En 1912, cuando el RMS Titanic partió en su viaje inaugural, menos del 5% de los hogares del mundo tenía electricidad. La gran mayoría de la gente nunca había encendido una bombilla, y la radio apenas llevaba once años de historia desde que Marconi la inventara. El Titanic, en cambio, llevaba a bordo una instalación eléctrica de un megavatio, con miles de bombillas, ascensores automáticos, una centralita telefónica interna y una radio capaz de enviar señales a miles de kilómetros. Era tecnología de vanguardia embarcada en un coloso de acero.
Un generador comparable a un hospital moderno
El corazón del sistema era un conjunto de cuatro dinamos principales de 400 kW cada una, accionadas por motores de vapor de casi 600 caballos de potencia, que a su vez consumían las toneladas de carbón que el barco quemaba cada día. El Titanic disponía además de dos dinamos auxiliares para arranques, estancias en puerto y emergencias.
1 MW potencia eléctrica sostenida del Titanic, equivalente a un generador industrial de hospital
Todo funcionaba a 100 voltios en corriente continua —muy diferente a los 230V de alterna actuales—. Los cables principales tenían unos 6 cm de diámetro y eran capaces de conducir corrientes de 600 amperios. El barco consumía 600 toneladas de carbón al día, y aprovechar cada kilo de vapor era vital para mantener los generadores en marcha. El protocolo de arranque del sistema era, por sí solo, toda una aventura técnica.
Los datos eléctricos completos del Titanic:
- 10.000 bombillas incandescentes: repartidas por todo el barco, equivalentes a las tradicionales de 60-100 W.
- 4 ascensores eléctricos: tres en primera clase y uno en segunda, todos controlados por ascensoristas.
- Más de 520 radiadores eléctricos: casi todos en primera clase, muchos de 1 kW de potencia cada uno.
- 50 líneas telefónicas: el barco tenía una centralita interna, extraordinario para la época.
- Más de 100 timbres eléctricos: con batería de respaldo, para llamar al servicio de habitaciones.
La radio que salvó vidas
Quizás el componente eléctrico más importante del Titanic no era el de mayor potencia, sino el más sofisticado: la radio Marconi, con 5 kW de potencia. Funcionaba mediante un "generador de chispas" que producía oscilaciones de radio en torno a los 500 kHz —la frecuencia marítima estándar de la época— generando unas 840 chispas por segundo.
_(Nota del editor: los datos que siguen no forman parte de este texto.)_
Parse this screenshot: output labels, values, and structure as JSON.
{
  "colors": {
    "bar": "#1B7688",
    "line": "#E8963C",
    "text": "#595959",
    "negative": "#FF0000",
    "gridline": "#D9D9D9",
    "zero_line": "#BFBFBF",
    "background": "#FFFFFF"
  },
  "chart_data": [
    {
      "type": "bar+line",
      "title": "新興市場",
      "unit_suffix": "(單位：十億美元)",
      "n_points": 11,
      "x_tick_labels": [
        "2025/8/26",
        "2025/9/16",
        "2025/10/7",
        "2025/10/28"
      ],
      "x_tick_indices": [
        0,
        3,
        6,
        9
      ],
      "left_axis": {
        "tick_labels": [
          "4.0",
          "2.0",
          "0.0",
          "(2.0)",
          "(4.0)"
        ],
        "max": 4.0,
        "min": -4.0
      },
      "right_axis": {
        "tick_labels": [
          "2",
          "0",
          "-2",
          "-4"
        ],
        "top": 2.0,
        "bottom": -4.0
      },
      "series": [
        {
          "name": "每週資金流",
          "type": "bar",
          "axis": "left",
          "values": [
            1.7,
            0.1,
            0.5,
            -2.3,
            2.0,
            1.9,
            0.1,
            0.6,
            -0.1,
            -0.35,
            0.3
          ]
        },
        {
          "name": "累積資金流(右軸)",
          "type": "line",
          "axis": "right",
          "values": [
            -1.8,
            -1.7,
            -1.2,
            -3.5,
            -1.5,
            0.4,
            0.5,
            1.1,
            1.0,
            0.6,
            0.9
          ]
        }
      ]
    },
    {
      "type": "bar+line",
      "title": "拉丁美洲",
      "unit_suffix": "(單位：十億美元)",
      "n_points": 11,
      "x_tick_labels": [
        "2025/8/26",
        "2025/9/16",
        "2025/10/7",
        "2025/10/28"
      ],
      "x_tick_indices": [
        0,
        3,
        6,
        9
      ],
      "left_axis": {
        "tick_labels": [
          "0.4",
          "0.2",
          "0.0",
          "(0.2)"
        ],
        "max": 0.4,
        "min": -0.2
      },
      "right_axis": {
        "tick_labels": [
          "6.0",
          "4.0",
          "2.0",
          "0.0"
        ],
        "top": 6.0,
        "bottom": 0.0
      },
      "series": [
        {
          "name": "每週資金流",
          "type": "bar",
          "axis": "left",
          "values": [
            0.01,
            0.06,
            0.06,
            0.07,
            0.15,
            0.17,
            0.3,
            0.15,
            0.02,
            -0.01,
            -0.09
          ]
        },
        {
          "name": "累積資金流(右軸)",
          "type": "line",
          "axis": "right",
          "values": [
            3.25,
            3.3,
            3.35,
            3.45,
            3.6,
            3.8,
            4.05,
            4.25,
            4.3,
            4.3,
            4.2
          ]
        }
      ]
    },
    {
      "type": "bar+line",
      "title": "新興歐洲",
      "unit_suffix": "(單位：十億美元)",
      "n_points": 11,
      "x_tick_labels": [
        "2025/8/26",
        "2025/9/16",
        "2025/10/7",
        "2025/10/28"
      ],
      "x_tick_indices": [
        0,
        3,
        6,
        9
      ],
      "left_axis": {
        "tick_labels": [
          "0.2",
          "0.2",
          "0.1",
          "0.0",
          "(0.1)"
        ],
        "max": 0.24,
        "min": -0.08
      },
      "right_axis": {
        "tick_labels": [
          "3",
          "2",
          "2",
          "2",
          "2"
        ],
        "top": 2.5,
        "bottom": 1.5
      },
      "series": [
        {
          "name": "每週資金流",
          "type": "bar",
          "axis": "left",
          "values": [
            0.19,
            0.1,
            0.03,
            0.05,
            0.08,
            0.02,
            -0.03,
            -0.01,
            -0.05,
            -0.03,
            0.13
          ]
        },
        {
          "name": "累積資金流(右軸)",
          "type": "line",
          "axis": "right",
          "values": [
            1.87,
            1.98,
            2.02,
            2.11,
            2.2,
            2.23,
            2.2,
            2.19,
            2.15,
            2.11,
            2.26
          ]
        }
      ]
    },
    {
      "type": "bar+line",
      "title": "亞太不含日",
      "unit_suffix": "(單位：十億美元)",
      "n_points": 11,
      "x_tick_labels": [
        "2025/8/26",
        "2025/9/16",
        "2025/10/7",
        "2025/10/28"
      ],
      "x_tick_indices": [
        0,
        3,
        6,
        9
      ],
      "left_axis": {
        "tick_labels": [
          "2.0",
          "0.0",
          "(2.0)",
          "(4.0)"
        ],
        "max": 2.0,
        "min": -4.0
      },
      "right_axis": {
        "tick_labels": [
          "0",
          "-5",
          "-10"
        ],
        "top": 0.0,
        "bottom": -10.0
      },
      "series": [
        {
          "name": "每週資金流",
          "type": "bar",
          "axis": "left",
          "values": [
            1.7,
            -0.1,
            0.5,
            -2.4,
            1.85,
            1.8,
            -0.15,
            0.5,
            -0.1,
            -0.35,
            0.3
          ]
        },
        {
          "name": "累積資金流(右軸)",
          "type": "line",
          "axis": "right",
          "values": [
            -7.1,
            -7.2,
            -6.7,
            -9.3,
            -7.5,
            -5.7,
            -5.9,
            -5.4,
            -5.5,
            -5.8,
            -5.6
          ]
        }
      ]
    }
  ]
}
El sistema convertía los 100V de corriente continua en una señal de 420 Hz, y disponía de dos válvulas de vacío en el receptor de emergencia. Era, en palabras del canal En Clave de Retro, "la poca electrónica oculta en un monstruo de acero".
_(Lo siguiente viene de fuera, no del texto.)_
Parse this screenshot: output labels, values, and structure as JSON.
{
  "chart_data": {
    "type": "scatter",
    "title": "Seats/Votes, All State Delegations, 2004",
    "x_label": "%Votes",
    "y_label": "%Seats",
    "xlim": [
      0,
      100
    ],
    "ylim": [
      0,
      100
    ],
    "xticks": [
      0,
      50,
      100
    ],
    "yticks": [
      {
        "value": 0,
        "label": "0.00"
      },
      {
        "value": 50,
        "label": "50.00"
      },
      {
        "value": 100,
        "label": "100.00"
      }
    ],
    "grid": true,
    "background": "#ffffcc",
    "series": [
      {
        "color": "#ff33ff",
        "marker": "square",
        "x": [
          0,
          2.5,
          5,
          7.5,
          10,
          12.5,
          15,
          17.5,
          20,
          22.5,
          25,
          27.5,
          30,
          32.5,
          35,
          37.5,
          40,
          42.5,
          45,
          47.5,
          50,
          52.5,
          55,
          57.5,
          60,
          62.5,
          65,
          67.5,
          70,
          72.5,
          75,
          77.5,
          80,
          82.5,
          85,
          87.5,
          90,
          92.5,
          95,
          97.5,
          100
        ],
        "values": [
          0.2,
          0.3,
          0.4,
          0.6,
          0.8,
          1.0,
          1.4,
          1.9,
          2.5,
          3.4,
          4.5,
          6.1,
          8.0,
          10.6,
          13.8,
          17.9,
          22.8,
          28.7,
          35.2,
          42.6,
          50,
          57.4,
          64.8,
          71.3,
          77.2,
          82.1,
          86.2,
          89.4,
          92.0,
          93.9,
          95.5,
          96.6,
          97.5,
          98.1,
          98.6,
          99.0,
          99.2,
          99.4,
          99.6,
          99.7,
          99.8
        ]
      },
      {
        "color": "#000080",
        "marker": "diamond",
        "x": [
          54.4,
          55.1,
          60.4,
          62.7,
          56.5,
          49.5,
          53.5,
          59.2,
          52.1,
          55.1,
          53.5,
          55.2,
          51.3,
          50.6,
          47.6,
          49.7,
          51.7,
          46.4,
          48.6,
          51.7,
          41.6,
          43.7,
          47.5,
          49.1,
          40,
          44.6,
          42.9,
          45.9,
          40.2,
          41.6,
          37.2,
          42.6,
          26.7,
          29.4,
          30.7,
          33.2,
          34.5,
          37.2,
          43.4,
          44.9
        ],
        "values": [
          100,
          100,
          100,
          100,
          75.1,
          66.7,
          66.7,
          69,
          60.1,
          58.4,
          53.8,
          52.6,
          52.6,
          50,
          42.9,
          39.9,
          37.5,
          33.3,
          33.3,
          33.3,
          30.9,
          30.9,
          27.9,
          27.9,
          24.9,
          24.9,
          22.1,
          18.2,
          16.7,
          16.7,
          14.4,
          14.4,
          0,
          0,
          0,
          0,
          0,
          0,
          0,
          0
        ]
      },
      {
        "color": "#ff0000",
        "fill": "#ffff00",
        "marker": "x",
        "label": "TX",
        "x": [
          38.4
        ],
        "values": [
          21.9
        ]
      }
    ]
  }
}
"La radio de Marconi resultó práctica y sirvió como ejemplo para posteriores embarcaciones del mismo estilo." — Canal En Clave de Retro, sobre la radiotelegrafía del Titanic
700+ personas salvadas gracias a las señales SOS y CQD emitidas por la radio del Titanic
Cuando el barco chocó contra el iceberg, el operador radiotelegrafista usó tanto la nueva señal internacional SOS como la vieja CQD de Marconi para pedir socorro. Los barcos cercanos recibieron el mensaje y acudieron al rescate, salvando a más de 700 personas. Sin esa radio, el número de supervivientes habría sido dramáticamente menor.
El contexto que lo hace aún más asombroso
Para entender la magnitud de lo que representaba el sistema eléctrico del Titanic, basta con un paralelismo: era como hablar de Internet en 1980. Las redes eléctricas en ciudades apenas llevaban un par de décadas desplegándose. La radio de Marconi se había inventado 11 años antes. Un barco que consumía 600 toneladas de carbón diarias para alimentar un sistema eléctrico de un megavatio era, en 1912, una proeza de ingeniería comparable a lo que hoy sería un vehículo de conducción completamente autónoma.
Qué significa
La tragedia del Titanic no solo cambió la normativa de seguridad marítima; demostró que la tecnología de comunicaciones, bien utilizada, puede salvar vidas incluso cuando todo lo demás falla. La ironía es que la parte más modesta del sistema —una radio de chispas considerada casi experimental— resultó ser la más valiosa de todas. El coloso de acero y sus cuatro dinamos de 400 kW quedaron en el fondo del océano. El mensaje que envió su radio sigue resonando más de un siglo después.